Néanmoins, comme le montre les deux résultats d’enquêtes ci-dessus, ainsi que Brandhuber (1999) et ISA/Foirn (2004), la migration des familles amérindiennes relève de phénomènes plus complexes que la recherche de revenus ou de la scolarisation des enfants, puisqu’elle elle est souvent causée par des conflits au sein du village d’origine, souvent liés à la mort d’un des membre de la famille. Elle est aussi motivée par la présence d’un parent en ville (« j’ai été invité(e) par un proche »). Ce « mouvement en direction du monde des blancs » suggère des expectatives d’appropriation symbolique de valeurs et d’objets étrangers, associés au « monde des blancs », représentés par l’éducation scolaire et les produits industrialisés (Lasmar, op. cit. ; Andrello, op. cit).

120 « Nós indígenas fomos mal acostumados com paternalismo. Igreja, governo, FUNAI, era o mesmo sistema.

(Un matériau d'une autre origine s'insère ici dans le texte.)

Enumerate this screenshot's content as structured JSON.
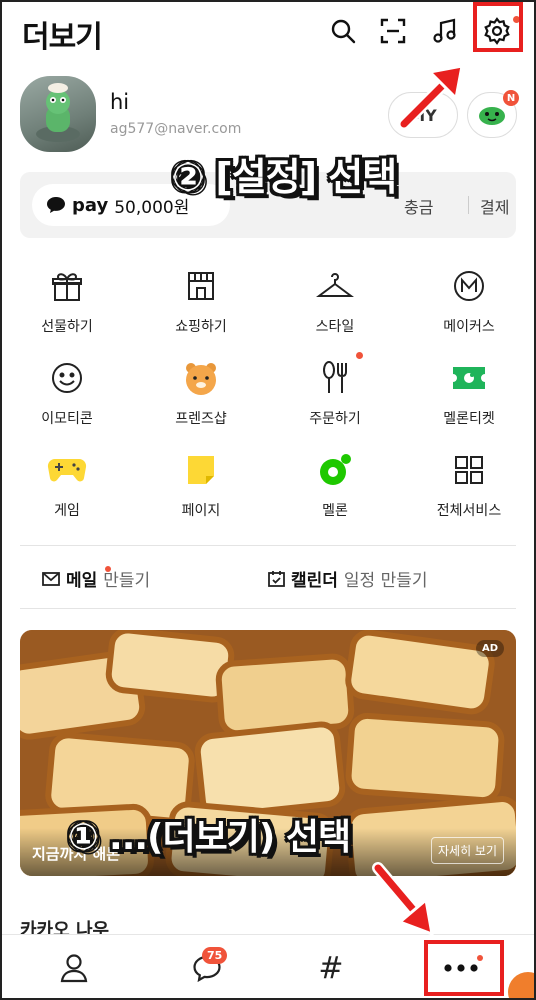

Antigamente os padres davam muita comida e roupa, até hoje estão usando isso.. Em Iauaretê, durante os dias de festa religiosas, eles faziam grandes refeções para tudo mundo, tinha carne de boi ou de porco depois da missa. O índio se acostumou à receber a roupa, o terçado. O governo ta aqui para dar. A vinda para São Gabriel se explica não somente pela educação, porque hoje tem segundo grau em iauaretê, Pari-Cachoeira, Taracuá, Cucui e Assunção do Içana. A vinda para cidade vem disso: na cidade tem emprego. Os padres fecharam os internatos. Para muita gente, trabalhar na roça é perda de tempo. Vem porque brigou na comunidade, acha que vai viver mais tranquilo na cidade, que com trabalho vai ganhar dinheiro. Parece muito mais fácil.»

121 «Trinta anos atrás, o pessoal ia para Colombia atrás de renda: cortava piaçava, pesacava, trablahava com patrão. Agora a cidade virou uma alternativa. As pessoas andam atrás de renda. Nas comunidades, a questão fundamental é a renda, e pouco a educação. [...] A migração é devida também aos conflitos. A cidade é um espaço livre. E só comprar um terreno, fica mais fácil.»